Flickinger Explains Vote on Disaster-Recovery Funds
9/2/2025 – The following is reprinted from Houston District E City Council Member Fred Flickinger’s newsletter. It relates to the purchase of backup generators to keep critical city facilities such as sewage treatment plants, running when power goes out during storms. This issue has plagued the Lake Houston Area. Some of the money below will still go toward generators, just not as much.
“In August, City Council approved the submission of a plan to the U.S. Department of Housing and Urban Development for how the City will allocate nearly $315 million in federal disaster recovery funds from the Derecho storm and Hurricane Beryl last year. Council Members Huffman, Peck, and I co-authored a joint op-ed explaining our vote against the proposed plan. We submitted this to the Houston Chronicle for publishing, but they refused to do so. You can read what we wrote below:
Why We Voted Against the $100 Million Home Repair Amendment
As Houston City Council Members, our responsibility is to make decisions that improve the quality of life and safety of Houstonians in the most responsible and fiscally prudent way possible. That’s why, when faced with a $315 million disaster recovery action plan, we could not support an amendment that would have redirected $50 million away from critical disaster recovery tools and into additional home repair funding.
The amendment proposed raising home repair funding from $50 million to $100 million, split evenly between single-family and multi-family homes. While the intention was noble, the extra dollars would have come from the budget set aside for generators at essential city facilities. These generators power community centers, sewage lift stations, and police and fire stations—places that become lifelines when disaster strikes.

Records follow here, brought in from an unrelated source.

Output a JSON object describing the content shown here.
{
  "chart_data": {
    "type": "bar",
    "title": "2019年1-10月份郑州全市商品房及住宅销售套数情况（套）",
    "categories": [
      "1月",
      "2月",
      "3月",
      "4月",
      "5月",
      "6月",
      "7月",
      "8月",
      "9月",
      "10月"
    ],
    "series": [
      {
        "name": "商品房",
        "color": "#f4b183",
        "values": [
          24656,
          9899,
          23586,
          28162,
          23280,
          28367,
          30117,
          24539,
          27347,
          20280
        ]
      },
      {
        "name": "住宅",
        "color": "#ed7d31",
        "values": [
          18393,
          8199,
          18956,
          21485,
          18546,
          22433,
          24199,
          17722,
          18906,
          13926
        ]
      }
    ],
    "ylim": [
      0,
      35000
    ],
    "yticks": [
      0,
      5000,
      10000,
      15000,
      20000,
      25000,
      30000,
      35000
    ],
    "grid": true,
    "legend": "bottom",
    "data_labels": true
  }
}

We are deeply sympathetic to Houstonians whose homes were damaged by storms. But we voted no for three key reasons:
Generators Are Vital for Disaster Recovery
When the power goes out, safety risks increase dramatically. Community centers must be able to provide shelter, and first responders need reliable facilities to do their jobs. We must continue to make sure that our water and wastewater plants have electricity to provide these services as well.
A University of Houston Hobby School of Public Affairs survey found that 88% of registered voters in Harris County are concerned about outages lasting more than a day this summer. That is not an abstract fear—it is based on lived experience. For the first time, we have an opportunity to obtain generators, and cutting the funding jeopardizes public safety at the very moment Houstonians need it most.

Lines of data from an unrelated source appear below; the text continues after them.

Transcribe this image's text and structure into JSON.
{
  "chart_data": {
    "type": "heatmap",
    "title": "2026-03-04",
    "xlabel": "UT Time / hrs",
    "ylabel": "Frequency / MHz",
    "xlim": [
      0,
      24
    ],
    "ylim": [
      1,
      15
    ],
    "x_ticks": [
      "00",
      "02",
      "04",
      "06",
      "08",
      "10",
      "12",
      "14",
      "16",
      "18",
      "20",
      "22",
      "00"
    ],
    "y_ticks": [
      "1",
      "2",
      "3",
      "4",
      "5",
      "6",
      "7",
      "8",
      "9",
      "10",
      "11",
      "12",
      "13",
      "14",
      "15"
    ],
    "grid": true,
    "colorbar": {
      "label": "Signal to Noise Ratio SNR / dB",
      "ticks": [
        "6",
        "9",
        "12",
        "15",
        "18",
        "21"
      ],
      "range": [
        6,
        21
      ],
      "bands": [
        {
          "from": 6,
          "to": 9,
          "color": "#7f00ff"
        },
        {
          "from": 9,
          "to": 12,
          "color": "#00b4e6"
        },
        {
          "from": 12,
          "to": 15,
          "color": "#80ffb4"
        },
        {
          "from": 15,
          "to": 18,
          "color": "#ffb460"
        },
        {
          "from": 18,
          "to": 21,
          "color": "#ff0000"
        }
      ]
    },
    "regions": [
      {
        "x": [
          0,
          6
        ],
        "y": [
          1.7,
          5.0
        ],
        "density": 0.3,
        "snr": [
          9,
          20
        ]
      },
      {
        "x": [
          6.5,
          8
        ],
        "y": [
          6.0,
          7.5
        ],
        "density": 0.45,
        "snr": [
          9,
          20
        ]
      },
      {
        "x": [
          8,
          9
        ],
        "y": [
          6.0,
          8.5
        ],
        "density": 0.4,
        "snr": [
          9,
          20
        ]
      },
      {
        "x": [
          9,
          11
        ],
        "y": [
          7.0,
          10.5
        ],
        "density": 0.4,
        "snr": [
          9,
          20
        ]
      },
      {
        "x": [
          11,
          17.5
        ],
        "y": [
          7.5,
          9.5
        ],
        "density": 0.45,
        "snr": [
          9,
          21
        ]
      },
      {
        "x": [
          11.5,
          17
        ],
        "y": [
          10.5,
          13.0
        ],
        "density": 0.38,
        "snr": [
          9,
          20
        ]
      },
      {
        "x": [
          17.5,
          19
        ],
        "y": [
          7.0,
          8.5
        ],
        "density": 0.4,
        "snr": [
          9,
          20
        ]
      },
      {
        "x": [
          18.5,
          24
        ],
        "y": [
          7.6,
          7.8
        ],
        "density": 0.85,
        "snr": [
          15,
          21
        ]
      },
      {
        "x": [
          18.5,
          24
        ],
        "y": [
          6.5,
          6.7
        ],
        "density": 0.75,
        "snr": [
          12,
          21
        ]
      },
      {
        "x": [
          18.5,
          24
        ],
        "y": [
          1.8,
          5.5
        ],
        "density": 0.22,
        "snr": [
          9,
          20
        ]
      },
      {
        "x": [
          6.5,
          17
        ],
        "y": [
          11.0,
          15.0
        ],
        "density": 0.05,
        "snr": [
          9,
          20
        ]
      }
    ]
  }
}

The Home Repair Program is Inefficient
Currently, the program doesn’t just fix storm damage—it often rebuilds entire homes. Instead of only fixing storm damage, the City pays for repairs needed in the rest of the house, whether the damage was due to a storm or not. What might begin as a small roof repair can become a complete home rebuild. This drives the average cost per home to about $200,000, per Mayor Whitmire’s office.
For $50 million in single family home repairs, that would mean that we are only able to assist approximately 250 homes. In a city of 2.3 million people, while incredibly impactful to the small number of people receiving the benefit, it is negligible for the rest of the population. With smarter policies, we could stretch these dollars further and help more people. Until those changes are made, pouring in more money only perpetuates inefficiency.
Furthermore, the multi-family housing aspect of this program is even more problematic. Multi-family housing essentially means apartment complexes. While we must make sure that people have safe places to live, apartment complexes are businesses that almost without exception should have had insurance for protection.
Businesses are crucial to our economy, and apartments are no exception; however, paying to essentially remodel an apartment complex with this money does not help prepare anyone for future storms.
The Actual Need is Unclear
Damage estimates are made immediately after storms, but we are now more than a year out from the derecho and Hurricane Beryl. Many homeowners and multi-family owners have already completed repairs. Based on past storm data, the final need may be much lower than $100 million.
The City of Houston still has $40 million in home repair funding from Winter Storm Uri that Houstonians can access for home damages that must be addressed as well. Scaling up to manage a program of this size could require additional staff and new systems—raising the risk of falling short on federal requirements and jeopardizing future HUD funding.
We have already seen this exact scenario play out in the aftermath of Hurricane Harvey. Although we know Mayor Whitmire and his administration will handle this process with care and accuracy, we do not know yet the scale on which we would need to increase this program in order meet the demands.
We continue to support Mayor Whitmire’s commitment towards disaster recovery and response, and he and his team have done a phenomenal job in recent storms to make sure that Houstonians were cared for. He faced a difficult task in shaping this action plan, and we commend him for listening to residents who called for home repair assistance.
His decision to shift $50 million toward repairs—when the original plan had none—was a fair and thoughtful compromise. At this stage, however, $100 million does not advance our goal of preparing Houston for disasters. Given the choice of repairing 250 homes and an indeterminable number of private apartment complexes versus addressing needs for 2.3 million people, we chose the latter.
We remain committed to supporting Houstonians in times of crisis. But we must do it in a way that is sustainable, efficient, and does not undermine other critical recovery tools.”